Avocado, prawn, mint & coriander rice paper rolls
Prep 40 mins | Makes 12
75g dried vermicelli noodles
12 x 22cm rice paper wrappers
1 cup coriander leaves
12 cooked king prawns, peeled, deveined and halved lengthways
1 cup mint leaves
1 large ripe avocado, halved lengthways, deseeded and thinly sliced
2 small Lebanese cucumbers, halved lengthways, seeds removed and cut into long thin strips
1 carrot, peeled and shredded lengthways
Sweet chilli dipping sauce:
1/3 cup sweet chilli sauce
1 tbs rice wine vinegar
1 tsp reduced salt soy sauce
Step 1 Place noodles into a heatproof bowl. Cover with boiling water. Set aside to soak for 2-3 minutes until tender. Refresh in cold water. Drain well and using scissors, roughly chop. Set aside.

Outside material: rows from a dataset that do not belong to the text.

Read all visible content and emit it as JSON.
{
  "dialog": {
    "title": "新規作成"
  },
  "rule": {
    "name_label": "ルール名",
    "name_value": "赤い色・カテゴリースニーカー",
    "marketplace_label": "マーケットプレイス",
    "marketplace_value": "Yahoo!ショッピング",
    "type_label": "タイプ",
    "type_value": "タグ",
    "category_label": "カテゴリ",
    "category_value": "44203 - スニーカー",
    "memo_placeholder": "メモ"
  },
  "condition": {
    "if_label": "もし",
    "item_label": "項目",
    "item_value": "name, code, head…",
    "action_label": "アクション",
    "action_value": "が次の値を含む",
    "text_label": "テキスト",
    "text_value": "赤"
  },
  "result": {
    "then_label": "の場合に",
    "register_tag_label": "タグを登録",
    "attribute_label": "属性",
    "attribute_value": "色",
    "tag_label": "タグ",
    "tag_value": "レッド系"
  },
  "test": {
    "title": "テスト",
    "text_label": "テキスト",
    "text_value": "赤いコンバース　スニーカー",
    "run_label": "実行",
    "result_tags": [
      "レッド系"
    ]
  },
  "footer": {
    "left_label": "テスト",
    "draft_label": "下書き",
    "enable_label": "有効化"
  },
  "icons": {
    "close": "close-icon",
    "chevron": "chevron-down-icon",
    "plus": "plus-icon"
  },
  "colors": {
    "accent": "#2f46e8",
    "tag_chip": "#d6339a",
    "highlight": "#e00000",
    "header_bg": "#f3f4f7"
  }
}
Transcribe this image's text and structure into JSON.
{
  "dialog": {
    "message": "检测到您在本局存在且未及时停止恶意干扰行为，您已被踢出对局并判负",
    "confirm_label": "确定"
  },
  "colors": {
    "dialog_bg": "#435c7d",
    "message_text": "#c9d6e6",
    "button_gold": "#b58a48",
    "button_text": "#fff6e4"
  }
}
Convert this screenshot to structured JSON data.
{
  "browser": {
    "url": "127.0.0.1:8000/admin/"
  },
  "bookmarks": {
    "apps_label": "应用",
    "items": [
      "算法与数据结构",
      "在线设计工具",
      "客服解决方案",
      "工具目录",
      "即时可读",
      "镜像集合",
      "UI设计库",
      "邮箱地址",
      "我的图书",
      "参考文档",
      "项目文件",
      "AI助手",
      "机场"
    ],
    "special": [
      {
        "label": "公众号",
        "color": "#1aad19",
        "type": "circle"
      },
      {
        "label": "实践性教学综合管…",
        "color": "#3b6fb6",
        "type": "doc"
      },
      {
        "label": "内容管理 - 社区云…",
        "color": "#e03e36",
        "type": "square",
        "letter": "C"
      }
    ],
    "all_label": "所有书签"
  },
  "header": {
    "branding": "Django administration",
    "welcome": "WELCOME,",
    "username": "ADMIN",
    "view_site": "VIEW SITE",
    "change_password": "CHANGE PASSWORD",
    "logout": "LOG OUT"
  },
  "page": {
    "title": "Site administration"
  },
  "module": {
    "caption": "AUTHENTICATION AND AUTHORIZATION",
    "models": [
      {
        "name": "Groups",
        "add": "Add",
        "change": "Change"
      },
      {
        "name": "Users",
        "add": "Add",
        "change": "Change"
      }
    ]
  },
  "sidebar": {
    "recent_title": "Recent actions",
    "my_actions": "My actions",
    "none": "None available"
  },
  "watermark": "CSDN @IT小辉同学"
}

Step 2 Preparing one roll at a time, dip a rice paper wrapper into a shallow dish of warm water for 20 seconds to soften. Place onto a clean, damp cloth and scatter a few coriander leaves in the centre. Top with 2 prawn halves, mint leaves, avocado, cucumber, carrot and noodles. Fold wrapper over filling, tuck in one end and roll up to enclose the filling. Place onto a plate, cover with damp paper towel. Repeat using remaining ingredients to make 12 rolls.
Step 3 To make the sweet chilli dipping sauce, combine all ingredients in a small bowl. Serve with the rice paper rolls.
Good for you ... Lebanese Cucumber
A good source of vitamin C. One of the many functions of vitamin C is the normal formation of collagen which is important for healthy teeth, gums and skin.